Brian Taylor

Personal information
- Born: 6 July 1939 Southend-on-Sea, Essex, United Kingdom
- Died: 10 December 1984 (aged 45) Hong Kong
- Occupation: Jockey

Horse racing career
- Sport: Horse racing

Major racing wins
- British Classic Race wins as jockey: Epsom Derby (1)

Significant horses
- Snow Knight, Realm, Whitstead, Bay Express, Pelerin

= Brian Taylor (jockey) =

British jockey (1939–1984)

Brian Taylor (戴萊) (6 July 1939 – 10 December 1984) was a successful British jockey in Thoroughbred horse racing best known for riding Snow Knight to victory in the 1974 Epsom Derby.

Taylor was born in Southend-on-Sea, in Essex, England. Among his other career wins were the Princess Margaret Stakes (1971), Cherry Hinton Stakes (1971), Cork and Orrery Stakes (1973), Earl of Sefton Stakes (1977), Sandown Classic Trial (1978), July Cup (1971), Derby Stakes (1974, on Snow Knight), John Porter Stakes (1981), Ormonde Stakes (1981), Craven Stakes (1983), and in France, the Prix Gontaut-Biron (1984).

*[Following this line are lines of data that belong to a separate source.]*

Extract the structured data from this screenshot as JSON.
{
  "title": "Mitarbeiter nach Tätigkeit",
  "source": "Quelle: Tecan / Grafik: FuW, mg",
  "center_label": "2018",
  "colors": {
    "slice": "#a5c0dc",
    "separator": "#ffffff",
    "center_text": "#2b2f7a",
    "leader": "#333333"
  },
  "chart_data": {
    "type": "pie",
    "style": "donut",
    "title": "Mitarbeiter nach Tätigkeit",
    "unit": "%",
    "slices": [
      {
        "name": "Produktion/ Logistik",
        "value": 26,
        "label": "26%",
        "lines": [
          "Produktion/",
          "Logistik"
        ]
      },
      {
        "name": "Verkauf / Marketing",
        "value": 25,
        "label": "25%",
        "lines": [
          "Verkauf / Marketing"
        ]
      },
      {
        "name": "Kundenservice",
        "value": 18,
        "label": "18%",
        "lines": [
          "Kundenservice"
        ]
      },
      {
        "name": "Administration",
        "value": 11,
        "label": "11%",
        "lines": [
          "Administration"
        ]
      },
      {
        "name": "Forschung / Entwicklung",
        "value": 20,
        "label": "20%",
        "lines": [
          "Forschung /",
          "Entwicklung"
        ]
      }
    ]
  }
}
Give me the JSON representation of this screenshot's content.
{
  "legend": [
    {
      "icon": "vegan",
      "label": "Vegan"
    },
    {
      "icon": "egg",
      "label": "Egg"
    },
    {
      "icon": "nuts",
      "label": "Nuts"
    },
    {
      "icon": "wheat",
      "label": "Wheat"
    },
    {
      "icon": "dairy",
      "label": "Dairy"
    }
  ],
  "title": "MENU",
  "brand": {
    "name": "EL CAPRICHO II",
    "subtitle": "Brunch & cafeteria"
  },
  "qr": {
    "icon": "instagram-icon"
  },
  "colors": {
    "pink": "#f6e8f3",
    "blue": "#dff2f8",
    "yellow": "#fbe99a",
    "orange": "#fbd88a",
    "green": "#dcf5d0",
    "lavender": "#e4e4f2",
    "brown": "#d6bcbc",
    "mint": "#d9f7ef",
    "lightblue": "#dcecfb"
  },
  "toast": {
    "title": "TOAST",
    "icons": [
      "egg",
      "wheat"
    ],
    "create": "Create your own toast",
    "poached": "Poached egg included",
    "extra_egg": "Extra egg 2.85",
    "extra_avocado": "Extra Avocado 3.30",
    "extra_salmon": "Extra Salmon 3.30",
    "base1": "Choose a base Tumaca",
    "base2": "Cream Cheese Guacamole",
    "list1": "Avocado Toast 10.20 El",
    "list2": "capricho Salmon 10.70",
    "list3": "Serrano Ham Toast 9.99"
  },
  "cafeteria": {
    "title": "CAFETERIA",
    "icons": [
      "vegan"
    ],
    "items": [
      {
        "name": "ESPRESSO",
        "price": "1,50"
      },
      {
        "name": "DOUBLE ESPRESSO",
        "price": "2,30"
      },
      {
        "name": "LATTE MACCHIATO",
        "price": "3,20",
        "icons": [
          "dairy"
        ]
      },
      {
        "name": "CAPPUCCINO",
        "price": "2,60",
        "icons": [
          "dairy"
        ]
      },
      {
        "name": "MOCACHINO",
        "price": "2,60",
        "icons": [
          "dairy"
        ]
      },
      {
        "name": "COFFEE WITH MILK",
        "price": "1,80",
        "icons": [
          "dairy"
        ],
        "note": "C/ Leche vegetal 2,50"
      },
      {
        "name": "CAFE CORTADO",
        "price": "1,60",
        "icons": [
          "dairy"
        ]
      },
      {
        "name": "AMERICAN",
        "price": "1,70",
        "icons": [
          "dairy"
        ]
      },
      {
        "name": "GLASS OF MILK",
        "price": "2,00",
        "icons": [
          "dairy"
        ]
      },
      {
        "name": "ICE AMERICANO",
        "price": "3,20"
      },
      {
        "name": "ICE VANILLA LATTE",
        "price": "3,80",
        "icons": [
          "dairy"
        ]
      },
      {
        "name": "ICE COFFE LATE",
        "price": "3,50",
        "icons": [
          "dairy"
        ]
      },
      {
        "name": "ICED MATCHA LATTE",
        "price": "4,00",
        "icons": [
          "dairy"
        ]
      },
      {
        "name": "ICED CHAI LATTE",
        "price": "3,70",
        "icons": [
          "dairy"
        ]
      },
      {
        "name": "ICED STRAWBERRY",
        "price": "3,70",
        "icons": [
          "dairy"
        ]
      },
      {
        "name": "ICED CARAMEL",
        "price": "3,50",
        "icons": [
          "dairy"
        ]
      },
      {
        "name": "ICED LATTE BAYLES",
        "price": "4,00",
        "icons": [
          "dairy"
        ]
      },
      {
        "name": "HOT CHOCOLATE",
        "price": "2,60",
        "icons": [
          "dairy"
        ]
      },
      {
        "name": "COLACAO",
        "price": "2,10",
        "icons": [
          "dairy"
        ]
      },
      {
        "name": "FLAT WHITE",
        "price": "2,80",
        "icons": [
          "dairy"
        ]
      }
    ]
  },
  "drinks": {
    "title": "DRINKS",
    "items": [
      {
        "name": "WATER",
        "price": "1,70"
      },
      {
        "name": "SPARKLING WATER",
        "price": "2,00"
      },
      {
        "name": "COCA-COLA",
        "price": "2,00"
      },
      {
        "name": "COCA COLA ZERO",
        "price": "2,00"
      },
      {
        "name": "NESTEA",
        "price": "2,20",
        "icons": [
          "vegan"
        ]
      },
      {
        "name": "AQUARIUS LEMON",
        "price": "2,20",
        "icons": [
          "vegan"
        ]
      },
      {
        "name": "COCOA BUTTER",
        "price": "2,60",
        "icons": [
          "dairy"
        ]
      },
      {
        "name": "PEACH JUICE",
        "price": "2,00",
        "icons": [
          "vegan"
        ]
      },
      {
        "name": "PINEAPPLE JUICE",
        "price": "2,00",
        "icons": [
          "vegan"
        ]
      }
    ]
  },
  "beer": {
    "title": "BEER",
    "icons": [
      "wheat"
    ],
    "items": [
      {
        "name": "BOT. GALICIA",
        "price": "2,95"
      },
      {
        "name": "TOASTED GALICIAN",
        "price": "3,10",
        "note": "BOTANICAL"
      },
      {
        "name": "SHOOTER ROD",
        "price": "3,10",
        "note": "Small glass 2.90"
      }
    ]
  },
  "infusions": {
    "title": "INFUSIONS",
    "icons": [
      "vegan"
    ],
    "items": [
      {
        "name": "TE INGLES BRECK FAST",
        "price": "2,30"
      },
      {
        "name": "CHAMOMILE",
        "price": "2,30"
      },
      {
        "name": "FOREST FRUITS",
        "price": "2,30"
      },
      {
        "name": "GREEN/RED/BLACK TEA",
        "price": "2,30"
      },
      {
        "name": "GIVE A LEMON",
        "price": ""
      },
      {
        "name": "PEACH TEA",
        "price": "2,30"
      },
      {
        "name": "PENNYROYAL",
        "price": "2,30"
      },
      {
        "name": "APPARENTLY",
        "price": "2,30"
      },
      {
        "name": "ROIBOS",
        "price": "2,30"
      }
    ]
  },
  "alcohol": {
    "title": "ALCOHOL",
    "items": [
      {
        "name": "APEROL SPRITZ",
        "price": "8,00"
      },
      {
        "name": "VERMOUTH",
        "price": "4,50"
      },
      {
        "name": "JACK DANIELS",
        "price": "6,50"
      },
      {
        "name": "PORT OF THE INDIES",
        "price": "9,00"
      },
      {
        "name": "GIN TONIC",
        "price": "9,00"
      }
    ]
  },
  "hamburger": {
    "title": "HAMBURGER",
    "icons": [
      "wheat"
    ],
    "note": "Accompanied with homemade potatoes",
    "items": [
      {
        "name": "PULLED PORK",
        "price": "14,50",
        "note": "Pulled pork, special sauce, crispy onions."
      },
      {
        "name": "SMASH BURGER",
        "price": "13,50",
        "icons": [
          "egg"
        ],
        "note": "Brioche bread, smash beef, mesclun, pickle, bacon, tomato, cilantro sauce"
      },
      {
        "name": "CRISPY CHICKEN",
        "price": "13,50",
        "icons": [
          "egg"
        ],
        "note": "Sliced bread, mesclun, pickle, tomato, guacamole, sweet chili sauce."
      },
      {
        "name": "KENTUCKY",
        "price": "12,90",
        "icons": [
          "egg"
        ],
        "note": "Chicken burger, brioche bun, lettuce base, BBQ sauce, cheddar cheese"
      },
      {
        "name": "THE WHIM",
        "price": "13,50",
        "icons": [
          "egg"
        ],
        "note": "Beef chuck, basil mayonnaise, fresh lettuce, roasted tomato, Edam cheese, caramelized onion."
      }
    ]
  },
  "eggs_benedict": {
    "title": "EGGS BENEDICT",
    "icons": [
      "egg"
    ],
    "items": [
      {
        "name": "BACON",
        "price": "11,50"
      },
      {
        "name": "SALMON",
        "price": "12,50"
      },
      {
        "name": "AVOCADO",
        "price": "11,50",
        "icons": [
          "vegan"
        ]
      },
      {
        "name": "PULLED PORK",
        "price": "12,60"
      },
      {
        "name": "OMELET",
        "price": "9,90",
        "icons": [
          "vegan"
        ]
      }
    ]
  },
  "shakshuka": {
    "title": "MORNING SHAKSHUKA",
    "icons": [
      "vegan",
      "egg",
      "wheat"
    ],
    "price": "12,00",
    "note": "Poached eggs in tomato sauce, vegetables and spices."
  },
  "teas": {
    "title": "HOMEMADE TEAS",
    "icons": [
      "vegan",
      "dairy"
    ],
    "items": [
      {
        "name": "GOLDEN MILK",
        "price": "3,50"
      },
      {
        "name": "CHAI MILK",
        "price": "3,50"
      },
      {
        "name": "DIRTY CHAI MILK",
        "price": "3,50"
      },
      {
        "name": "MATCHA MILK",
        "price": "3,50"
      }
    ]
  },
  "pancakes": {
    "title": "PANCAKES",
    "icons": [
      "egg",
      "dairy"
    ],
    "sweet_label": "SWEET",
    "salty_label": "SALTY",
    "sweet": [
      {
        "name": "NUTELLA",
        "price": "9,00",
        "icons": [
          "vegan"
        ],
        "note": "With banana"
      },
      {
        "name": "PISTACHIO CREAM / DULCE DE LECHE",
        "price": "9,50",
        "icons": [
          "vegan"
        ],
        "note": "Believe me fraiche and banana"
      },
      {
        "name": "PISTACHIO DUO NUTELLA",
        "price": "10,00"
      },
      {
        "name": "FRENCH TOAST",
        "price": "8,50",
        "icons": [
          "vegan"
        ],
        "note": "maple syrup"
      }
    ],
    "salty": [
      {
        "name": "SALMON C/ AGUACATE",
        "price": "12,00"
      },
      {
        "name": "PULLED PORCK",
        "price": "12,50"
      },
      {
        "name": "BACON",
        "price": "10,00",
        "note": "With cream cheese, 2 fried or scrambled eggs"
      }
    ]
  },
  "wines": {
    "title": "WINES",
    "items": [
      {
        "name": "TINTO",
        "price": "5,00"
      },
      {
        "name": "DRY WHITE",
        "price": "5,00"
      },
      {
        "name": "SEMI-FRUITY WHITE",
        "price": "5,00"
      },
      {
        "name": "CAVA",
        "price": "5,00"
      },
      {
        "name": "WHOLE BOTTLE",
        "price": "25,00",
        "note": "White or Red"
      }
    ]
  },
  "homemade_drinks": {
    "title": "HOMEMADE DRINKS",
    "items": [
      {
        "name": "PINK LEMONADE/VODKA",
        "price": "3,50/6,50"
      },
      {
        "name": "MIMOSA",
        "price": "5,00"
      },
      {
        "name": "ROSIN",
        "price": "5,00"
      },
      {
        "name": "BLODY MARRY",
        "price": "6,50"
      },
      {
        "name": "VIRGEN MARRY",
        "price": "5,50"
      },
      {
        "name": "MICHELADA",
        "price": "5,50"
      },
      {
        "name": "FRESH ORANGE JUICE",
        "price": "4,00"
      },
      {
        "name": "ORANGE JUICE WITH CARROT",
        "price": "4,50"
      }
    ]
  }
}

While racing at the Sha Tin Racecourse in Hong Kong on 8 December 1984, his mount, Silver Star (銀星一號), stumbled, throwing him off his saddle while crossing the finish line. Taylor suffered serious neck and head injuries and died two days later in Hong Kong Sanatorium and Hospital.

Taylor had suffered from shingles however had recovered, his friend Bill Burnett wanted him to find someone else to replace him for that race in fact English Wally Hood offered to take the ride. At the last minute, however, he decided to do the race himself which turned out to be his last.

Less than 10 months before Taylor's fall, Silver Star also ended the career of another top jockey at the time, Frenchman Philippe Paquet, by throwing the jockey onto the sand track during morning training on 13 February 1984, in similar fashion. Paquet suffered a fractured skull and remained in a coma for more than three months before regaining consciousness.

Taylor is remembered for winning the Epsom Derby on 50/1 outsider Snow Knight, as well as for riding a total of 1,254 winners on British soil, including 108 in 1976, his best-ever season.